Objectives: To determine the diagnostic accuracy of teledermatology for the detection of any skin cancer (melanoma, BCC or cSCC) in adults, and to compare its accuracy with that of in-person diagnosis.
Search methods: We undertook a comprehensive search of the following databases from inception up to August 2016: Cochrane Central Register of Controlled Trials; MEDLINE; EMBASE; CINAHL; CPCI; Zetoc; Science Citation Index; US National Institutes of Health Ongoing Trials Register; NIHR Clinical Research Network Portfolio Database; and the World Health Organization International Clinical Trials Registry Platform. We studied reference lists and published systematic review articles.
Selection criteria: Studies evaluating skin cancer diagnosis for teledermatology alone, or in comparison with face-to-face diagnosis by a specialist clinician, compared with a reference standard of histological confirmation or clinical follow-up and expert opinion. Studies evaluating the referral accuracy of teledermatology compared with a reference standard of face-to-face diagnosis by a specialist clinician were also included.
Data collection and analysis: Two review authors independently extracted all data using a standardised data extraction and quality assessment form (based on QUADAS-2). We contacted authors of included studies where information related to the target condition of any skin cancer was missing. Data permitting, we estimated summary sensitivities and specificities using the bivariate hierarchical model. Due to scarcity of data, no covariate investigations were undertaken for this review. For illustrative purposes, estimates of sensitivity and specificity were plotted on coupled forest plots for diagnostic threshold and target condition under consideration.
Main results: Twenty-two studies were included reporting diagnostic accuracy data for 4057 lesions and 879 malignant cases (16 studies) and referral accuracy data for reported data for 1449 lesions and 270 ‘positive’ cases as determined by the reference standard face-to-face decision (six studies). Methodological quality was variable with poor reporting hindering assessment. The overall risk of bias was rated as high or unclear for participant selection, reference standard and participant flow and timing in at least half of all studies; the majority were considered at low risk of bias for the index test. The applicability of study findings were of high or unclear concern for the majority of studies in all domains assessed due to the recruitment of study participants from secondary care settings or specialist clinics rather than from the primary or community-based settings in which teledermatology is more likely to be used and due to the acquisition of lesion images by dermatologists or in specialist imaging units rather than by primary care clinicians.
Seven studies provided data for the primary target condition of any skin cancer (1588 lesions and 638 malignancies). For the correct diagnosis of lesions as malignant using photographic images, summary sensitivity was 94.9% (95% CI 90.1 to 97.4%) and summary specificity 84.3% (95% CI 48.5 to 96.8%) (from four studies). Individual study estimates using dermoscopic images or a combination of photographic and dermoscopic images generally suggested similarly high sensitivities with highly variable specificities. Limited comparative data suggested similar diagnostic accuracy between teledermatology assessment and in-person diagnosis by a dermatologist; however, data were too scarce to draw firm conclusions. For the detection of invasive melanoma or atypical intraepidermal melanocytic variants both sensitivities and specificities were more variable. Sensitivities ranged from 59% (95% CI 42% to 74%) to 100% (95% CI 54% to 100%) and specificities from 30% (95% CI 22% to 40%) to 100% (95% CI 93% to 100%), with reported diagnostic thresholds including the correct diagnosis of melanoma, classification of lesions as ‘atypical’ or ‘typical as well as the decision to refer or to excise a lesion.

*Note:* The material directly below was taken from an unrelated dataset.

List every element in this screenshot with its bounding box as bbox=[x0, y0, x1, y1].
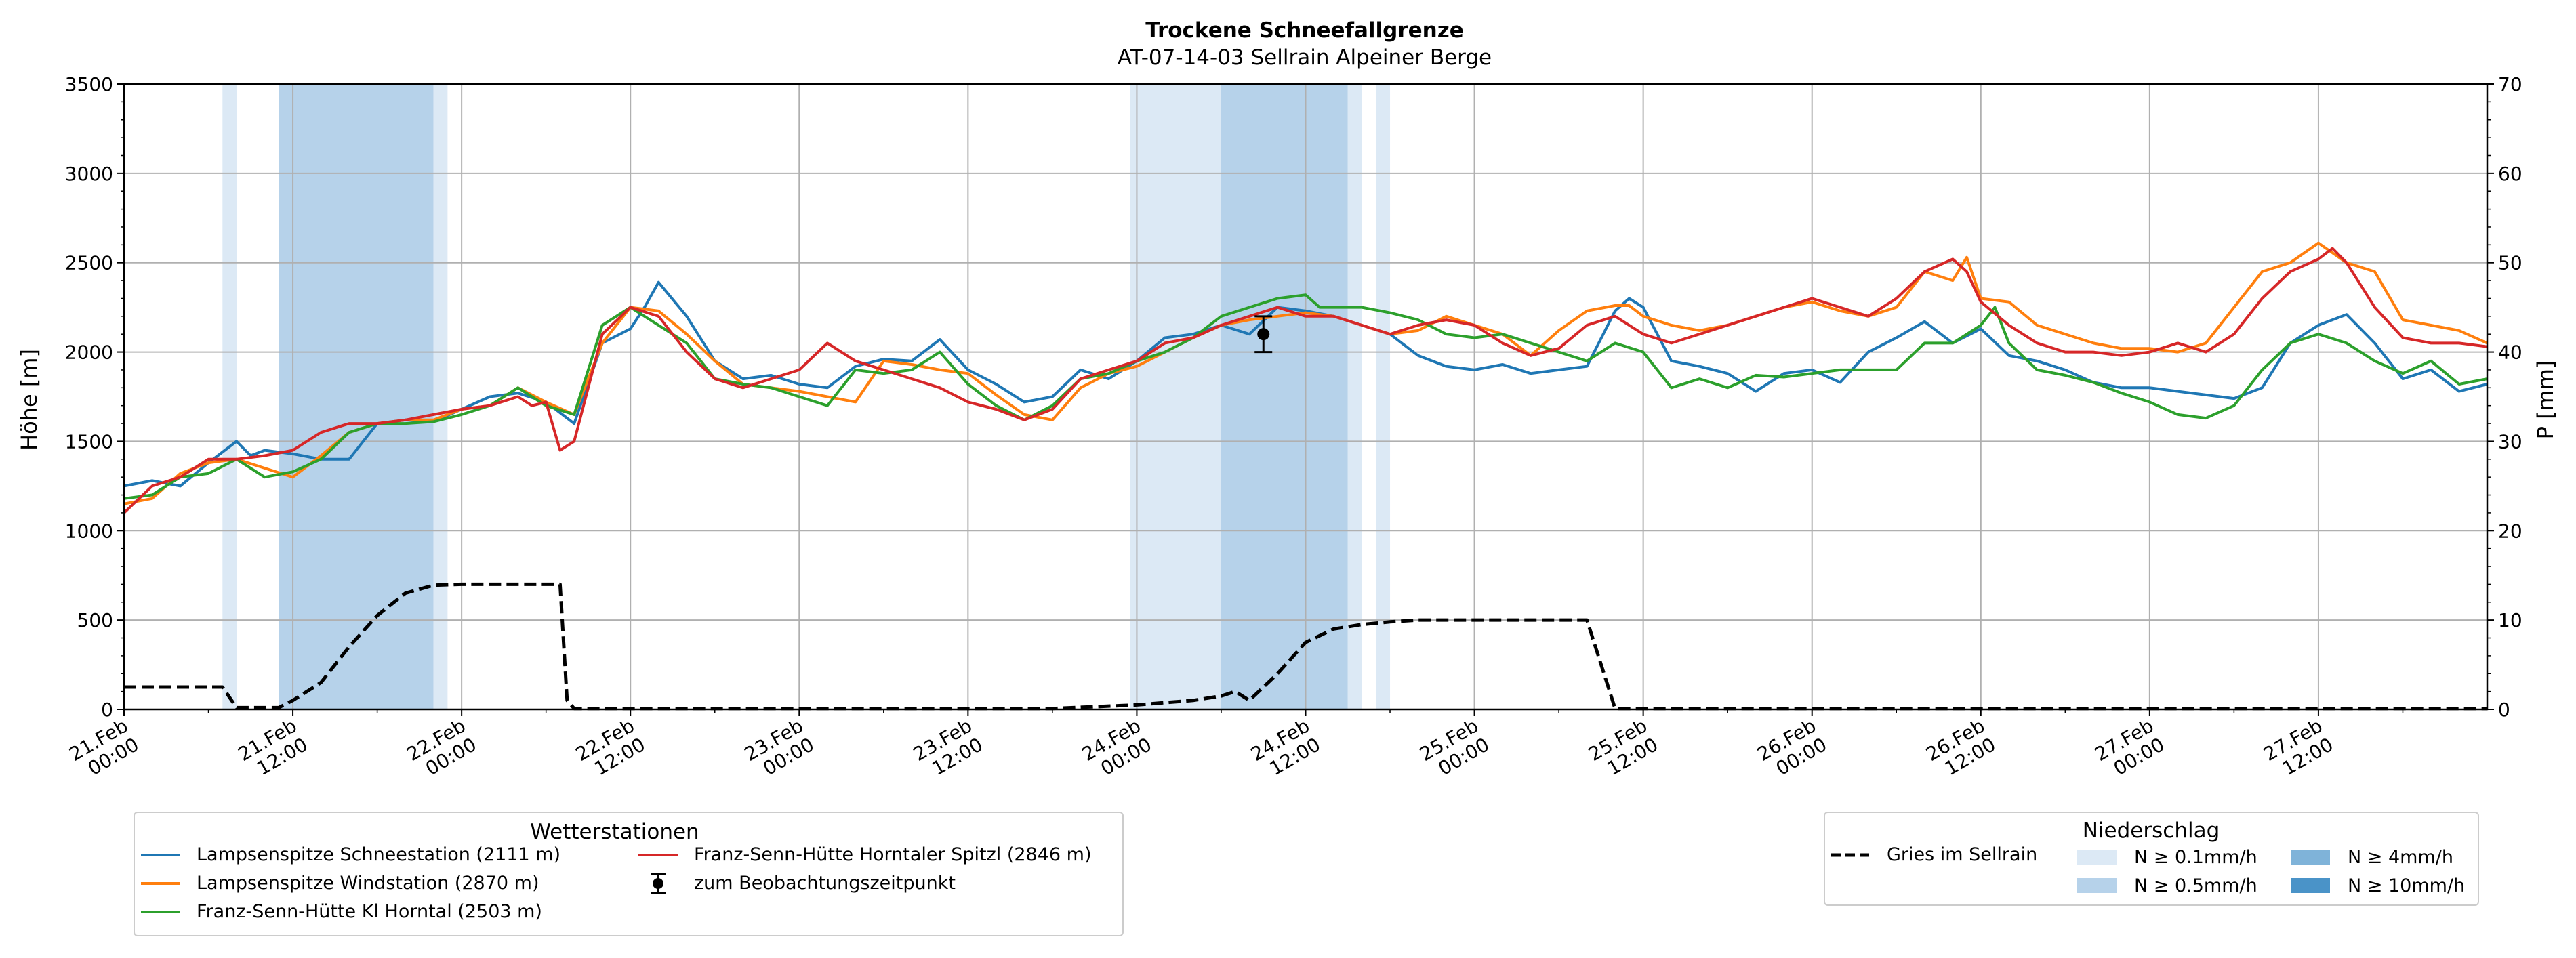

Referral accuracy data comparing teledermatology against a face-to-face reference standard suggested good agreement for lesions considered to require some positive action by face to face assessment (sensitivities of over 90%). For lesions considered of less concern when assessed face-to-face (e.g. for those not recommended for excision or referral), agreement was more variable with teledermatology specificities ranging from 57% (95% CI 39 to 73%) to 100% (95% CI 86% to 100%), suggesting that remote assessment is more likely recommend excision, referral or follow-up compared to in-person decisions.
Authors' conclusions: Studies were generally small and heterogeneous and methodological quality was difficult to judge due to poor reporting. Bearing in mind concerns regarding the applicability of study participants and of lesion image acquisition in specialist settings, our results suggest that teledermatology can correctly identify the majority of malignant lesions. Using a more widely defined threshold to identify ‘possibly’ malignant cases or lesions that should be considered for excision is likely to appropriately triage those lesions requiring face-to-face assessment by a specialist. Despite the increasing use of teledermatology on an international level, the evidence base to support its ability to accurately diagnose lesions and to triage lesions from primary to secondary care is lacking and further prospective and pragmatic evaluation is needed.